Fun Fact: Tyler, The Creator never saw the finalized painting in person before he went public with the album.

St. Vincent’s Masseduction

St. Vincent – Masseducation

St. Vincent’s Masseducation challenges society head-on and only pursues the idea further with it’s cover art. The image is all too appropriate, since the album’s themes include sex, drugs and pop culture. Emphasizing a backside in a leopard print leotard with red stilettos and bright pink tights, the concept of cultural objectification is pertinent and the cover’s intent stands out as far as the tush itself. On the opposite side of the cover (which you can see at the top of the page), we see the image continued, as if St. Vincent herself has lurched through her own album cover: her disembodied head and arm clutching a remote control, intent on tuning into a television out of sight. The image and out-of-the-box concept earned this album art a spot on my list of 2017 favorites.

Fun Fact: The cover of this album doesn’t actually feature Annie Clark’s rump but that of the model Carlotta Kohl.

Feist’s Pleasure

Feist – Pleasure

Feist’s thoughtful latest album, Pleasure, is presented with a bright, simple image: a woman skipping through the entrance of a flourishing garden. Lush, bright pinks and reds fill the frame, with the album title (and seemingly the name of the place she enters itself) displayed above in plain black and white. The hints at the simple pursuit of pleasure in life (bare-footed and youthful) carry a lot of resonance and do a great job of alluding to the main theme of the album itself- that life is all about savoring the ride.

Fun Fact: Pleasure is Feist’s first release in 6 years.
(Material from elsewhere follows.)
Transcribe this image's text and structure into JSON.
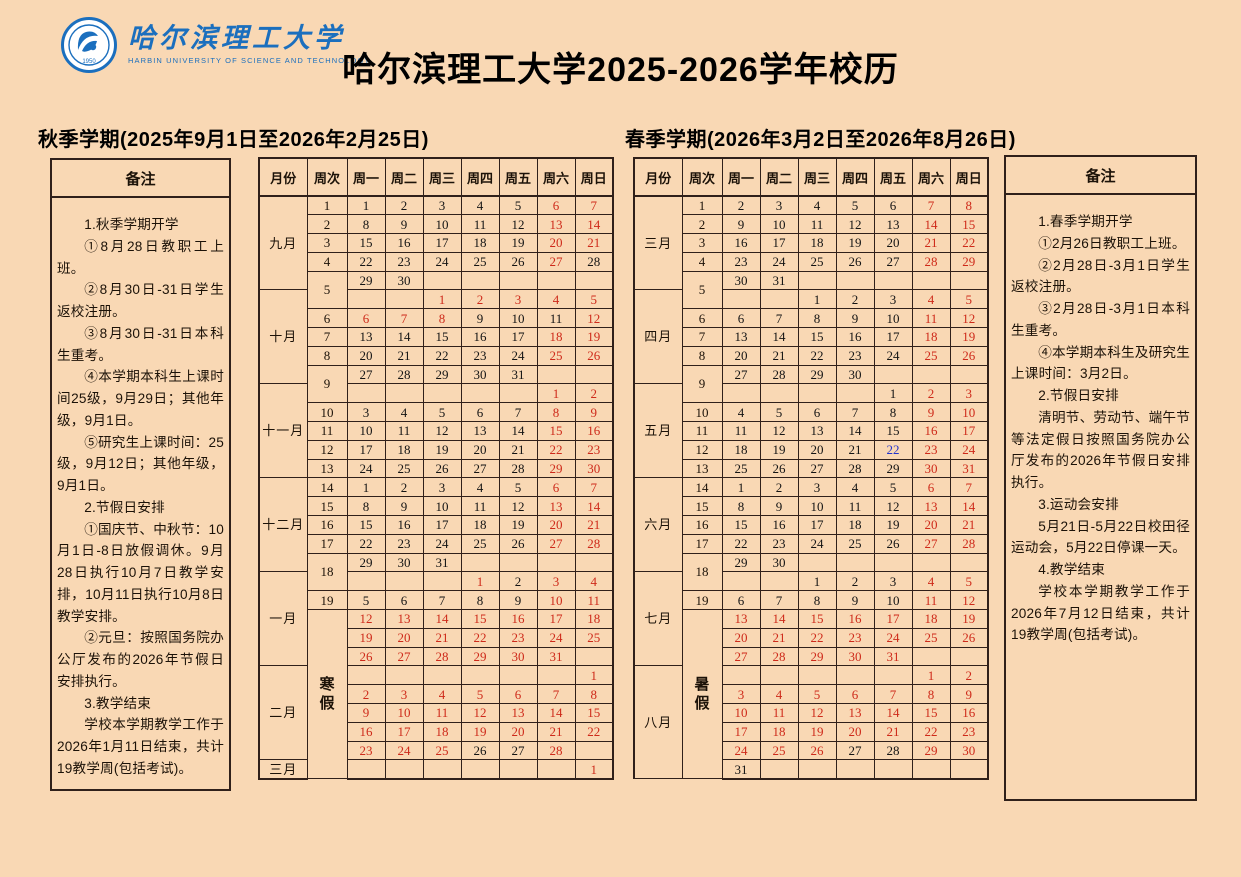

Open Mike Eagle’s Brick Body Kids Still Daydream

Open Mike Eagle – Brick Body Kids Still Daydream

Open Mike Eagle puts out a cathartic, personal album in Brick Body Kids Still Daydream, and powerful corresponding imagery to go along with it, brought to us by notorious music illustrator McKay Felt (Little Simz, Flying Lotus). With the music revolving around the gentrification and displacement of black families in America, this album art is particularly powerful with it’s personification of the actual buildings as African American individuals. It’s a statement; it’s easy to feel indifferent to a set of buildings that are torn down, but by transforming these buildings into actual people, we can see how personal homes and neighborhoods truly are. This concept and it’s strong execution made this album cover a standout for me this year.

Fun Fact: This album is actually an ode to the Robert Taylor Homes projects in Chicago that have since been destroyed. This personally affected Mike Eagle and his family and displaced countless African American families.